The day passed and we watched the end of the game and Lucas decided that we would head down to the soccer field around the corner from home to kick the footy around with Maksim and give our dog Bruce a good run.
It felt good to get out the house, stretch the legs and have a kick of the footy.
As the night set in and we did our normal routine, Maksi was sound asleep in bed and I had finished eating a really disappointing and gross Hawaiian pizza with onion….
I said to Lucas “something is happening, I think I should call the midwife”.
As soon as I was on the phone, I realised I was having extreme pain frequently and that they were indeed contractions.
The time was 8:51pm from the first call to the midwife.

The midwife on call suggested to run a bath and put some lavender oil in and to ride the waves of the contractions.
Lucas was proactive and got onto it, as I frantically paced around the house.
I started to cry out in pain and was just terrified at the thought of possibly having this baby now.
The pains become stronger and more frequent, lucas contacted my sister and Chantel and asked them to come immediately as the contractions were 2 – 3 minutes a part and lasting longer than a minute.
Lucas contacted the midwife and said what was happening and that we were on the way to the hospital.
The midwife that was on duty wasn’t the one I had throughout the pregnancy and she said to Lucas if I wasn’t more than 4cm dilated I would be sent home.
At this point Lucas knew we had to go because the app we had used to time the contractions kept saying to go to the hospital.
I remember looking up at Chantel, telling her I was scared.
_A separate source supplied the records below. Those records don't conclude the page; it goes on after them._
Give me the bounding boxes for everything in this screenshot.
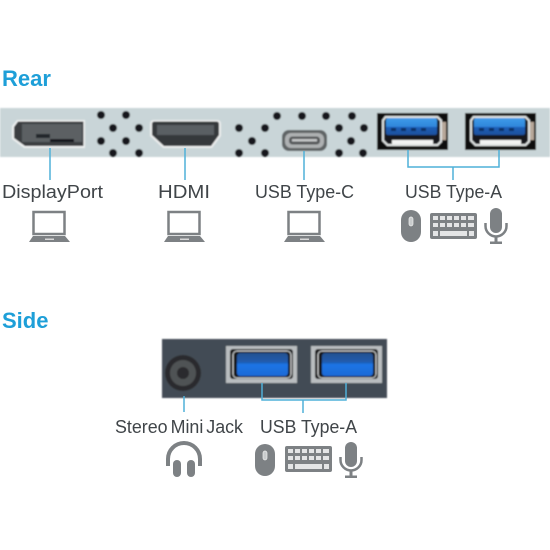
port: side USB Type-A 1 <box>226 346 297 383</box>
vent holes <box>97 111 368 157</box>
icon: mouse rear <box>401 210 421 242</box>
port: side USB Type-A 2 <box>311 346 382 383</box>
label: Stereo Mini Jack: Stereo Mini Jack <box>115 417 244 437</box>
icon: microphone side <box>340 442 362 478</box>
icon: laptop DisplayPort <box>29 212 70 242</box>
label: DisplayPort: DisplayPort <box>2 181 103 202</box>
connector lines: side <box>184 383 346 413</box>
port: USB Type-A 2 <box>465 113 536 150</box>
heading: Side: Side <box>2 308 48 333</box>
heading: Rear: Rear <box>2 66 51 91</box>
icon: mouse side <box>255 444 275 476</box>
icon: laptop HDMI <box>164 212 205 242</box>
label: side USB Type-A: USB Type-A <box>260 416 358 437</box>
icon: laptop USB Type-C <box>284 212 325 242</box>
icon: keyboard rear <box>430 213 477 239</box>
panel: rear port strip <box>0 108 550 157</box>
panel: side port strip <box>162 339 387 398</box>
connector lines: rear <box>50 148 499 180</box>
icon: headphones <box>168 443 200 477</box>
label: USB Type-C: USB Type-C <box>255 181 354 202</box>
label: HDMI: HDMI <box>158 181 210 202</box>
port: USB Type-C <box>282 130 327 151</box>
icon: microphone rear <box>486 208 506 244</box>
port: stereo mini jack <box>165 355 201 391</box>
icon: keyboard side <box>285 446 332 472</box>
label: USB Type-A: USB Type-A <box>405 181 503 202</box>
port: DisplayPort <box>12 120 85 148</box>
port: USB Type-A 1 <box>377 113 448 150</box>
port: HDMI <box>150 120 221 148</box>
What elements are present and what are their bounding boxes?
She soothed my anxiety telling me my mother was around and not to be afraid.
I was so petrified to jump into the car because it felt like things were moving so fast that I wasn’t sure we would make it.
My sister arrived with my nephew and they stayed with Maksim whilst myself, Lucas and Chantel headed for the hospital.
As we arrived at the hospital, I jumped out the door hunched over with contractions and headed straight for the birthing suites.
I remember seeing the reception desk whilst leaning over the wall and swaying from side to side trying to control the pain.
An angel of a midwife who took me through said we are going to birthing suite 9 and we were asked to follow her.
She was absolutely amazing, as she took me through the process to see how much I was dilated she knew I would have this baby soon.
I was already 7cm, well and truly on the way.
Within 20 – 30 minutes I was 10cm and ready to start pushing.
Through this time, my mind was just concentrated on my breathing.
I don’t think I had ever felt so controlled in my life and I felt the strength from deep within that kept me going.
The pain was ridiculous but I knew I was in the right hands and that my body knew what to do.
30 – 40 minutes later, my son Roman was born.
September 28th 2019 at 10:51pm weighing 7’7 pound.
From first contractions to birthing took 2 hours down to the actual minute.
My nephews projection came true and I felt my mum in the spirit world wanted to show me just how present she was in my physical life and that she helped Roman on his way.
Be it Coincidence or just plain skepticism?
My belief is divine timing.
Now we have 3 consecutive special birthdays.
My nephew Lachlan’s, Roman’s and my Mother’s.
The universe continues to show me that anything is possible and that the loving connection you have with people who have passed over is still here in the physical world…. they are always there, helping you and supporting you when you really need them.